I'm a programmer, working for Google, focusing on optimization and reliability. Nothing's more fun than making code run 10x as fast. Unless it's eliminating large numbers of bugs. I also unicycle. And play (ice) hockey. And sled hockey. And juggle. And worry about whether this blog should have been called randomutf-8. 2010s in review tells more: https://twitter.com/BruceDawson0xB/status/1212101533015298048
This entry was posted in Investigative Reporting, Performance, Programming, WLPG, xperf and tagged . Bookmark the permalink.

13 Responses to Fixing another Photo Gallery performance bug

  1. Z.T. says:

    If it was open source, you could have just fixed it. If it was free software, you could have redistributed the fixed version.

  2. christophe says:

    Wouldn’t using a ramdisk work ?

    A tool like http://www.ltr-data.se/opencode.html/#ImDisk ?

    • brucedawson says:

      I successfully used a RAM disk to work around the problems with WLPG writing temporary files to the disk for some operations. However this would be a poor solution for the SQL database, which needs to persist.
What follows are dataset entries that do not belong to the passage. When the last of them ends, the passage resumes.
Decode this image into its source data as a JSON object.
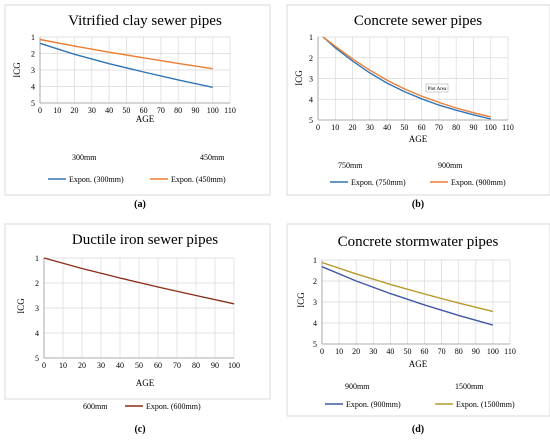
{
  "chart_data": [
    {
      "type": "line",
      "title": "Vitrified clay sewer pipes",
      "xlabel": "AGE",
      "ylabel": "ICG",
      "xlim": [
        0,
        110
      ],
      "ylim": [
        1,
        5
      ],
      "y_inverted": true,
      "x_ticks": [
        "0",
        "10",
        "20",
        "30",
        "40",
        "50",
        "60",
        "70",
        "80",
        "90",
        "100",
        "110"
      ],
      "y_ticks": [
        "1",
        "2",
        "3",
        "4",
        "5"
      ],
      "series_labels": [
        "300mm",
        "450mm"
      ],
      "series": [
        {
          "name": "Expon. (300mm)",
          "color": "#2e75b6",
          "x": [
            0,
            20,
            40,
            60,
            80,
            100
          ],
          "y": [
            1.38,
            2.05,
            2.62,
            3.12,
            3.6,
            4.05
          ]
        },
        {
          "name": "Expon. (450mm)",
          "color": "#ed7d31",
          "x": [
            0,
            20,
            40,
            60,
            80,
            100
          ],
          "y": [
            1.15,
            1.55,
            1.92,
            2.26,
            2.6,
            2.92
          ]
        }
      ],
      "caption": "(a)"
    },
    {
      "type": "line",
      "title": "Concrete sewer pipes",
      "xlabel": "AGE",
      "ylabel": "ICG",
      "xlim": [
        0,
        110
      ],
      "ylim": [
        1,
        5
      ],
      "y_inverted": true,
      "x_ticks": [
        "0",
        "10",
        "20",
        "30",
        "40",
        "50",
        "60",
        "70",
        "80",
        "90",
        "100",
        "110"
      ],
      "y_ticks": [
        "1",
        "2",
        "3",
        "4",
        "5"
      ],
      "annotation": "Plot Area",
      "series_labels": [
        "750mm",
        "900mm"
      ],
      "series": [
        {
          "name": "Expon. (750mm)",
          "color": "#2e75b6",
          "x": [
            3,
            10,
            20,
            30,
            40,
            50,
            60,
            70,
            80,
            90,
            100
          ],
          "y": [
            1.0,
            1.52,
            2.15,
            2.73,
            3.22,
            3.63,
            3.98,
            4.28,
            4.53,
            4.75,
            4.95
          ]
        },
        {
          "name": "Expon. (900mm)",
          "color": "#ed7d31",
          "x": [
            3,
            10,
            20,
            30,
            40,
            50,
            60,
            70,
            80,
            90,
            100
          ],
          "y": [
            1.0,
            1.45,
            2.05,
            2.6,
            3.08,
            3.5,
            3.85,
            4.15,
            4.42,
            4.65,
            4.85
          ]
        }
      ],
      "caption": "(b)"
    },
    {
      "type": "line",
      "title": "Ductile iron sewer pipes",
      "xlabel": "AGE",
      "ylabel": "ICG",
      "xlim": [
        0,
        100
      ],
      "ylim": [
        1,
        5
      ],
      "y_inverted": true,
      "x_ticks": [
        "0",
        "10",
        "20",
        "30",
        "40",
        "50",
        "60",
        "70",
        "80",
        "90",
        "100"
      ],
      "y_ticks": [
        "1",
        "2",
        "3",
        "4",
        "5"
      ],
      "series_labels": [
        "600mm"
      ],
      "series": [
        {
          "name": "Expon. (600mm)",
          "color": "#8b2e16",
          "x": [
            0,
            20,
            40,
            60,
            80,
            100
          ],
          "y": [
            1.0,
            1.42,
            1.8,
            2.16,
            2.5,
            2.83
          ]
        }
      ],
      "caption": "(c)"
    },
    {
      "type": "line",
      "title": "Concrete stormwater pipes",
      "xlabel": "AGE",
      "ylabel": "ICG",
      "xlim": [
        0,
        110
      ],
      "ylim": [
        1,
        5
      ],
      "y_inverted": true,
      "x_ticks": [
        "0",
        "10",
        "20",
        "30",
        "40",
        "50",
        "60",
        "70",
        "80",
        "90",
        "100",
        "110"
      ],
      "y_ticks": [
        "1",
        "2",
        "3",
        "4",
        "5"
      ],
      "series_labels": [
        "900mm",
        "1500mm"
      ],
      "series": [
        {
          "name": "Expon. (900mm)",
          "color": "#4158a6",
          "x": [
            0,
            20,
            40,
            60,
            80,
            100
          ],
          "y": [
            1.32,
            2.0,
            2.6,
            3.14,
            3.64,
            4.1
          ]
        },
        {
          "name": "Expon. (1500mm)",
          "color": "#b8982a",
          "x": [
            0,
            20,
            40,
            60,
            80,
            100
          ],
          "y": [
            1.12,
            1.66,
            2.16,
            2.62,
            3.05,
            3.45
          ]
        }
      ],
      "caption": "(d)"
    }
  ]
}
      The RAM disk solution for the temporary files is far from ideal, but it did completely solve the problem I targeted it with. I just had to point %tmp% and %temp% at the RAM disk. I might write a launcher for WLPG that precaches the database and then remaps those environment variables so that only WLPG gets the custom location.

      • christophe says:

        Or write a launcher that copies the sql database to the ramdisk and persists it back when the program is stopped (or as a pseudo cron job). The kind of way portable apps work.
        This is quite ugly, but it might be worth it if you like using the program.

        • brucedawson says:

          Copying the SQL database to the RAM disk makes me nervous, but it could work. The launcher would have to wait until WLPG terminated to copy it back, because WLPG maintains a lock on the file. You’d also have to figure out some way to tell WLPG to use the version on the RAM disk.

          The WLPG team is aware of these problems so I’m hopeful that they will fix them.

  3. zeuxcg says:

    Yup, this problem is quite common. I had to solve the same problem in the same way for analyzing PDB files – otherwise cold reads take minutes instead of seconds for 100-200 Mb files.